水辺の花〜アサザ〜
2016.07.28 更新
暑い日が続いています。まさに「暑中」という言葉がぴったりとくる日々です。そんな水辺が恋しくなる日に,涼風が渡る長谷池に咲く花,アサザをご紹介します。(写真1・2)
アサザはミツガシワ科アサザ属の多年草で,ユーラシア大陸の温帯地域や北アメリカに分布し,日本では本州や四国,九州に見られます。
スイレンに似た切れ込みのある浮葉をつけますが,スイレンよりはずっと小さく,近くにあっても混同することはありません。(写真3=大きい葉はスイレン 小さい葉はアサザ)この若葉は食用にされることもあるようです。
夏から秋にかけて黄色い花を咲かせますが,ちょっとキュウリに似た可愛らしい花です。(写真4)5弁の花は根元でつながっている合弁花です。そして遠目では分かりにくいかもしれませんが,葉の周りにフリルのように細かい切れ込みが入っています。(写真5)
アサザは「異型花柱性」という特有の繁殖方法を持っています。それはメシベがオシベより長い「長花柱花」とその反対の「短花柱花」があり,その異なる花型の間で花粉のやりとりがされた場合のみ種子ができるというものです。写真6のものはメシベが短い「短花柱花」で,全てを調べた訳ではありませんが,確認できる限り本園のものはこのタイプです。もっとも種子はできなくても地下茎を伸ばして成長しますので,本園の繁殖に影響するわけではありません。
水路や小川,池などに生育しますが,護岸工事や水質の低下などにより,各地で個体群が消滅したり縮小したりしています。そのため環境省のレッドリスト「準絶滅危惧種」に登録されています。

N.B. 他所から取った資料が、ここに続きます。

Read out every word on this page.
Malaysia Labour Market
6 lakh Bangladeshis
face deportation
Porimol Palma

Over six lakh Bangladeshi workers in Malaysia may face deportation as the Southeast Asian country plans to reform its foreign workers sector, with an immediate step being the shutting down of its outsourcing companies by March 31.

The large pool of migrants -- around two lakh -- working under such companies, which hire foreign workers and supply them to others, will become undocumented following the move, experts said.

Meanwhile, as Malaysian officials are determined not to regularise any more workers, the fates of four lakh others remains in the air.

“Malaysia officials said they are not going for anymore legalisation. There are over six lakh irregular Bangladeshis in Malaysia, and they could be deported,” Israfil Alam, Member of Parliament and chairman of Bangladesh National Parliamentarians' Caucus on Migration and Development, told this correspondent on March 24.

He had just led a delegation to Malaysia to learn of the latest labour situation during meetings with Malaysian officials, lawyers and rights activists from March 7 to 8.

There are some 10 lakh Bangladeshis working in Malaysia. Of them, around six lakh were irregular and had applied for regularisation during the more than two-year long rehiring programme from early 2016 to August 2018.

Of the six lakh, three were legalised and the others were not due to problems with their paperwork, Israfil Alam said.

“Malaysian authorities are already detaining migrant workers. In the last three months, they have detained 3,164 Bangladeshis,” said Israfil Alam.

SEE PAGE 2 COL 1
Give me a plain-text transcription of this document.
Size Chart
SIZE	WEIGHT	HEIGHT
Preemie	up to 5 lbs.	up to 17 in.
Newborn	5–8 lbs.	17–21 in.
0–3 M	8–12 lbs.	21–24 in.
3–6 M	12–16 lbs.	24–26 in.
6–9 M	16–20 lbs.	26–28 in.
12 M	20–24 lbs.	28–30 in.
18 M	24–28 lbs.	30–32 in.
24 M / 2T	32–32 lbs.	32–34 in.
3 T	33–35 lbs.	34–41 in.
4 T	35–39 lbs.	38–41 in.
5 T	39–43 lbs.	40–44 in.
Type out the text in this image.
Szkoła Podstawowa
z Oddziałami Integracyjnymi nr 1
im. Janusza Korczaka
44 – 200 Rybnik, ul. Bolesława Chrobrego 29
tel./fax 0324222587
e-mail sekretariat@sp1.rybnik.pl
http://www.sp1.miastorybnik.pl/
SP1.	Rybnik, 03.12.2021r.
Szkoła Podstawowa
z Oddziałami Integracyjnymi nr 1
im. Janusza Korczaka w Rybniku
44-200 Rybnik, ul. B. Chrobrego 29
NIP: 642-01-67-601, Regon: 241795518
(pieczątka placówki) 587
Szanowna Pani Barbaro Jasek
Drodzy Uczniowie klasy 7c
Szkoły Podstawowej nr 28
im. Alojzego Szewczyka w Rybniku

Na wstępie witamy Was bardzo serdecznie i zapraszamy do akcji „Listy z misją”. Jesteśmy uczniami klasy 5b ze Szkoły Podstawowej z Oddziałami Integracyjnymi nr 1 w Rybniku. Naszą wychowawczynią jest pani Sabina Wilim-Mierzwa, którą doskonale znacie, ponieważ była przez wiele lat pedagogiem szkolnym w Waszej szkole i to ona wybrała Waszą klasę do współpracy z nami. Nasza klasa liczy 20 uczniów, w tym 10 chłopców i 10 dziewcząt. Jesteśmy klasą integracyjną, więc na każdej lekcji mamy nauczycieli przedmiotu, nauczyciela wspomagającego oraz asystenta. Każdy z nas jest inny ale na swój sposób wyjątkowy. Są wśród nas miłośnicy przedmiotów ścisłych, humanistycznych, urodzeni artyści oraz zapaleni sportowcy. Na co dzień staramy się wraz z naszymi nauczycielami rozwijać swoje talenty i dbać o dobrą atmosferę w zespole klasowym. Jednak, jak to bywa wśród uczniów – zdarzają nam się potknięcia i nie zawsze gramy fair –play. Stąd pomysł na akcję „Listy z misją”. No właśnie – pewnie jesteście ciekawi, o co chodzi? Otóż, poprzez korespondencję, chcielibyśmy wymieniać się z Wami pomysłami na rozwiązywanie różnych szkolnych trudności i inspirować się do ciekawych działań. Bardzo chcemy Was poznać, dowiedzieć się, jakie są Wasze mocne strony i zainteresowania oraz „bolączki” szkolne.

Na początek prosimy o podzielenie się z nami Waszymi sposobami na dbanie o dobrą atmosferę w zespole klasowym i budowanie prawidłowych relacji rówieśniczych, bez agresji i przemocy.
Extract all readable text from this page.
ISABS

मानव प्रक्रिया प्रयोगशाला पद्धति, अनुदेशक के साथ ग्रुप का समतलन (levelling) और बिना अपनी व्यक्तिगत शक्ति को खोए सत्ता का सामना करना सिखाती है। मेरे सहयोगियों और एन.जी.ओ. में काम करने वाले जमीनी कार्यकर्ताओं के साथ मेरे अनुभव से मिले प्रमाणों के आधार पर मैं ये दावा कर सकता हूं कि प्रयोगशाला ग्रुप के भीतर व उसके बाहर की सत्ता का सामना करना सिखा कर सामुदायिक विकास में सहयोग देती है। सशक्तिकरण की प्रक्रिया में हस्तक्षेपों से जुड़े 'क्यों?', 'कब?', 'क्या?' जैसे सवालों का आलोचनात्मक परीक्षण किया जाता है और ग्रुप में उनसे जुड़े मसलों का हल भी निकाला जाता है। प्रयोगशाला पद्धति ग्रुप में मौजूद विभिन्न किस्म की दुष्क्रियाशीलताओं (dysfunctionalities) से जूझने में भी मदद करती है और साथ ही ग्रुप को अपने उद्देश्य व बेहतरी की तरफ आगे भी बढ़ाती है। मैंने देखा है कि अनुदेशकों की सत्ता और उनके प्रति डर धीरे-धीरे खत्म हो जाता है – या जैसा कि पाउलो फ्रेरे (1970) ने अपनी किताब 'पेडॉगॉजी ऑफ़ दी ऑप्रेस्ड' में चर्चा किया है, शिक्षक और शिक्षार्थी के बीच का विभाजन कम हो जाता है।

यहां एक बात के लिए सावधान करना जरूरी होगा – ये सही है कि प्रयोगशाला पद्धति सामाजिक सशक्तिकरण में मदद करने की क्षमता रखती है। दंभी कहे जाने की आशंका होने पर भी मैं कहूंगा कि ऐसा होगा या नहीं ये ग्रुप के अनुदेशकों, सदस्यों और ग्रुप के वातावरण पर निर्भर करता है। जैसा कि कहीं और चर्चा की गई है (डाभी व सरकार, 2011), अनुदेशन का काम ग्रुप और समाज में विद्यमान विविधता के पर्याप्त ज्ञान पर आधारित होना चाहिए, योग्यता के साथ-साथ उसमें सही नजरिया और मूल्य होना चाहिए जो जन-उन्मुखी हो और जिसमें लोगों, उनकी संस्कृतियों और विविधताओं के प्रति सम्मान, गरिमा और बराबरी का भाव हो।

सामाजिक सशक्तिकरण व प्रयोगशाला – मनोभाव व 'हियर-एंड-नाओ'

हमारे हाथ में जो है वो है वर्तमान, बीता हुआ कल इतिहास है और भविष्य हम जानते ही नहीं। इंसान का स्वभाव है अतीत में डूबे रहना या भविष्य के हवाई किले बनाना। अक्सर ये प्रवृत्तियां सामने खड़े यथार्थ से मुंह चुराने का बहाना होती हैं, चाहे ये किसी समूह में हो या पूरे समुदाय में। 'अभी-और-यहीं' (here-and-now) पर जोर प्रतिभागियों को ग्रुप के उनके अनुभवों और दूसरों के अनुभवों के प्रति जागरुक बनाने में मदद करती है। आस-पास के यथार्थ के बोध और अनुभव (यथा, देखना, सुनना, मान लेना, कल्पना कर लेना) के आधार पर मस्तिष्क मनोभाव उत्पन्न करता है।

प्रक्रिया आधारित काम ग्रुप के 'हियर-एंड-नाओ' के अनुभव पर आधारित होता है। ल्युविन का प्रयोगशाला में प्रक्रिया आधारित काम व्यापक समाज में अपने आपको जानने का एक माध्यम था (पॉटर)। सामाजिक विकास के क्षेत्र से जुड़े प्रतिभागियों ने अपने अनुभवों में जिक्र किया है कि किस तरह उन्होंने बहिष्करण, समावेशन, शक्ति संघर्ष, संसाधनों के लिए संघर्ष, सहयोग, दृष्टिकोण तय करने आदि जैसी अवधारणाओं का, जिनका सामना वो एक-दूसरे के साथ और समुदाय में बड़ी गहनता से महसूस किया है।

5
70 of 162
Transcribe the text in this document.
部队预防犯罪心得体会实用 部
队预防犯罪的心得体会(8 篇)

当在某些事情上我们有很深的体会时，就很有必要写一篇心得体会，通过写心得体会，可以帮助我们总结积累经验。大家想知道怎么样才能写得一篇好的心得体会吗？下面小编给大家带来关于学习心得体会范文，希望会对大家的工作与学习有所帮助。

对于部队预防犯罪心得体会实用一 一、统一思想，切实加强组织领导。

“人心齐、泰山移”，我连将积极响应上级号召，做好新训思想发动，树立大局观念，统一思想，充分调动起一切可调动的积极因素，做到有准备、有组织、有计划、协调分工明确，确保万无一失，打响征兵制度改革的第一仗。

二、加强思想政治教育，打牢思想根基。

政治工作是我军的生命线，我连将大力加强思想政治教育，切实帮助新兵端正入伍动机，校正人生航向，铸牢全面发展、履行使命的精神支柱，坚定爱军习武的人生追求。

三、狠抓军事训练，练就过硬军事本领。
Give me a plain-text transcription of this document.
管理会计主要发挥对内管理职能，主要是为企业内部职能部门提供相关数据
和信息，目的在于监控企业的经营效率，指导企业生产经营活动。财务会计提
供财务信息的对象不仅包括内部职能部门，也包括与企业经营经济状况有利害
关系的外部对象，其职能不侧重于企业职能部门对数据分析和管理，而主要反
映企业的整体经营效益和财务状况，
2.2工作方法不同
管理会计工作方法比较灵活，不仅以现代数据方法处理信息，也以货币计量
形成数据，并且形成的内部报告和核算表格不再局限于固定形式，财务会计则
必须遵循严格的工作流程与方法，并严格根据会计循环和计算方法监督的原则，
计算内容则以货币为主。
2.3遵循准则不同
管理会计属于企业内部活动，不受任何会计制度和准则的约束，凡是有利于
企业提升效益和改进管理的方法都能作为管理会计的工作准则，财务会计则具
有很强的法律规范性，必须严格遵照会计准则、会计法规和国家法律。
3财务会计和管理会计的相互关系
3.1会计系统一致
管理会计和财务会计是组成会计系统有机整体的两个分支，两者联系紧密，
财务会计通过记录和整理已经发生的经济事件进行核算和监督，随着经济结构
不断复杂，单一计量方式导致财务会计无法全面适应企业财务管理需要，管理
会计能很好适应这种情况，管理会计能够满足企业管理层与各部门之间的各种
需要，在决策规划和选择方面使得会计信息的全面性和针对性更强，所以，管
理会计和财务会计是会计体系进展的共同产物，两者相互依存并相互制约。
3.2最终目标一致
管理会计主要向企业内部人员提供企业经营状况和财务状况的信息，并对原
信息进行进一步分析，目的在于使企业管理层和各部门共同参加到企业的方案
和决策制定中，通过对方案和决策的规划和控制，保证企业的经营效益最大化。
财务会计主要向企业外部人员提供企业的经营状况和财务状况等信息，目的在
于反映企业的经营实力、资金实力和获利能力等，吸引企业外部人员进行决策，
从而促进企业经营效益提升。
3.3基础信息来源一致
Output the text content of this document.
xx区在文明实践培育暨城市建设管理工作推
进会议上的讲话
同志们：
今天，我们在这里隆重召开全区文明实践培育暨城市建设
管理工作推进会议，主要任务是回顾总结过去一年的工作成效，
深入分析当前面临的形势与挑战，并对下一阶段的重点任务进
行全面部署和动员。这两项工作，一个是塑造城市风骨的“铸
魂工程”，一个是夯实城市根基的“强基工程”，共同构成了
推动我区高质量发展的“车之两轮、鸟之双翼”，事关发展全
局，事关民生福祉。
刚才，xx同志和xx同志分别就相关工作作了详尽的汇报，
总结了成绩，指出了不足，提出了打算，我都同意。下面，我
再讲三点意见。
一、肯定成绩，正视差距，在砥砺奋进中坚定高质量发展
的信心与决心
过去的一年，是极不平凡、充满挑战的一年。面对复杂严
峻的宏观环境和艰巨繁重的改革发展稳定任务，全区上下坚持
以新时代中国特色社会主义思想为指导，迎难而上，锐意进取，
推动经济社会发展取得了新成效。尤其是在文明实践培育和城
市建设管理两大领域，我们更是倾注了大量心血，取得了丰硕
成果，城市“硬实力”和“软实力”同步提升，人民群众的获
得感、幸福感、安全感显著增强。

アサザは漢字では浅沙と書きます。それは浅い所に咲くことからきているというのが通説です。ただ朝早く咲く「朝咲」からきたという別説もあります。たしかにこのアサザは午後には花を閉じてしまします。(写真7=午後2時撮影)また雨の日はもちろん,雲が多い日など天気が悪い日には花を開きません。そんな少し気難しい面もありますが,夏の太陽がよく似合う可愛らしい花を,天気がよい午前中を選んでご鑑賞ください。